Japan’s Emperor Akihito will have to make ends meet on the same salary that his father, the late Emperor Hirohito, received. A Finance Ministry official said that Akihito will receive tax-free annual pay equivalent to $2 million, the same as his father, and an amount equivalent to $20 million for court expenses. The official said the government will spend $74 million on the funeral of Hirohito, who died Jan. 7 and will be buried Feb. 24. Akihito’s salary must support a family of six that includes his mother, Dowager Empress Nagako. Hirohito’s salary was used only for himself and his wife, the Imperial Household Agency said.

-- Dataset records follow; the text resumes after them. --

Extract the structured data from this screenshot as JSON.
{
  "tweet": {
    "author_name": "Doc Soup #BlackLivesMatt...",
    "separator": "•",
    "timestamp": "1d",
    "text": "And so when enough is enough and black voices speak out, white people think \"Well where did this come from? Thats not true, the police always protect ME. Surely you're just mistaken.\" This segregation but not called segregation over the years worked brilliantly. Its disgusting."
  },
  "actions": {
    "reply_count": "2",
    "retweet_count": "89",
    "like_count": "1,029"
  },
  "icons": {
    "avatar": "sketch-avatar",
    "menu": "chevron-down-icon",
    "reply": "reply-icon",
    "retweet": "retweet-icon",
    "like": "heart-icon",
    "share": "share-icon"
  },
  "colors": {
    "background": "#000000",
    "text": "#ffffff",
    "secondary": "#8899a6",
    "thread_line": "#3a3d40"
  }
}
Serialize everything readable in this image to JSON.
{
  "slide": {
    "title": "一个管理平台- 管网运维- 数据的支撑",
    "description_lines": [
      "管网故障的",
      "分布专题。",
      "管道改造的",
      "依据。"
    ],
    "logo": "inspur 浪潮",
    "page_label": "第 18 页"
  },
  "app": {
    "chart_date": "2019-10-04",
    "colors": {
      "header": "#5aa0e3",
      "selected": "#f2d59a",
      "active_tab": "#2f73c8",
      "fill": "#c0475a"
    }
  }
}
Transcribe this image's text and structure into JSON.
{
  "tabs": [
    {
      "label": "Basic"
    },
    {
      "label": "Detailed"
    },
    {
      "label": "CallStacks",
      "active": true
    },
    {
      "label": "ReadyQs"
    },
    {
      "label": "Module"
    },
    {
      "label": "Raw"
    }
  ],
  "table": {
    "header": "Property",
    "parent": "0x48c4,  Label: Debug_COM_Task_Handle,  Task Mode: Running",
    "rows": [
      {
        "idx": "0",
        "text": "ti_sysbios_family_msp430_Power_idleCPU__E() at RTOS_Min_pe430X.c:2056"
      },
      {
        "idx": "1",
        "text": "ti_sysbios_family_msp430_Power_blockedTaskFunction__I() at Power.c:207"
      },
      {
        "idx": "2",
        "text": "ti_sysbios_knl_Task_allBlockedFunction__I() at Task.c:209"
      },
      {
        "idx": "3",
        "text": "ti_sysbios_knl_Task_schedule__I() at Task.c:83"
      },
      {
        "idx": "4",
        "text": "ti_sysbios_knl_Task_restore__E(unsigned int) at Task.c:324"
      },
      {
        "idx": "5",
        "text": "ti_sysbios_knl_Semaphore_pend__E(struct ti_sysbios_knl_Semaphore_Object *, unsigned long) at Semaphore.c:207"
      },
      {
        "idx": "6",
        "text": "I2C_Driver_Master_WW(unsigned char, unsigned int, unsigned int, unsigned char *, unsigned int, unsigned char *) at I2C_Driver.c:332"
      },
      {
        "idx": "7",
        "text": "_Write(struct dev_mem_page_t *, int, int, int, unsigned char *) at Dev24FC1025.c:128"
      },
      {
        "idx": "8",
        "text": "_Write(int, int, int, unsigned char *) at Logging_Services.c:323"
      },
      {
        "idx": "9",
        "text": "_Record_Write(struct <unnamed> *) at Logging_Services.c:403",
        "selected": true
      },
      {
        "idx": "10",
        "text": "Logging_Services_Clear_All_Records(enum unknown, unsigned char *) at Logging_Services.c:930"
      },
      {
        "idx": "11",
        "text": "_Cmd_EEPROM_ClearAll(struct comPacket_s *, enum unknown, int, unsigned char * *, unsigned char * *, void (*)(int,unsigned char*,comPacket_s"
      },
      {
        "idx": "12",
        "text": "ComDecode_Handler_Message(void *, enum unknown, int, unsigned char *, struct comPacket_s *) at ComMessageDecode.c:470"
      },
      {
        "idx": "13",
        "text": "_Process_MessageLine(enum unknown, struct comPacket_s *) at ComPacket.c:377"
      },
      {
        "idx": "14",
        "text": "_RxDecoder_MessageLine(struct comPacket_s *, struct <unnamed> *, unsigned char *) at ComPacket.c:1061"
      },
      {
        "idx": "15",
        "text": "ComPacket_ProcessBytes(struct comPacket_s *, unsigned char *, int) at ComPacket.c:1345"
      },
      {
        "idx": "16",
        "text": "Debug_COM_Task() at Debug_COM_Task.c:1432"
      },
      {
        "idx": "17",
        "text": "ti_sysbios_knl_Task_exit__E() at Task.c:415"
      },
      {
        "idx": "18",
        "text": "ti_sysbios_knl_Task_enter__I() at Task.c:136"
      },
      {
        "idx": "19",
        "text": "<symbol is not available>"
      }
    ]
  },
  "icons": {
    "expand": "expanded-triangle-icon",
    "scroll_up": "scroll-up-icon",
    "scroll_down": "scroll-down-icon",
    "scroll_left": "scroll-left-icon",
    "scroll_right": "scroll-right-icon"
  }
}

Mikhail S. Gorbachev is a popular man in West Germany. In a survey conducted by that country’s Tempo magazine, 75% of respondents picked the Soviet leader as the “Man of the 1980s” for his institution of reforms to improve East-West relations. West German President Richard von Weizsaecker, praised for his sensitive handling of his country’s troubled past, was the second most popular choice, followed by Polish Solidarity leader Lech Walesa and President Reagan. Rita Suessmuth, Speaker of the Bonn Parliament, was selected by 69% as “Woman of the 1980s,” primarily for her work as health, youth and family affairs minister from 1985 until 1988. Tennis star Steffi Graf and Gorbachev’s wife, Raisa, were ranked second and third.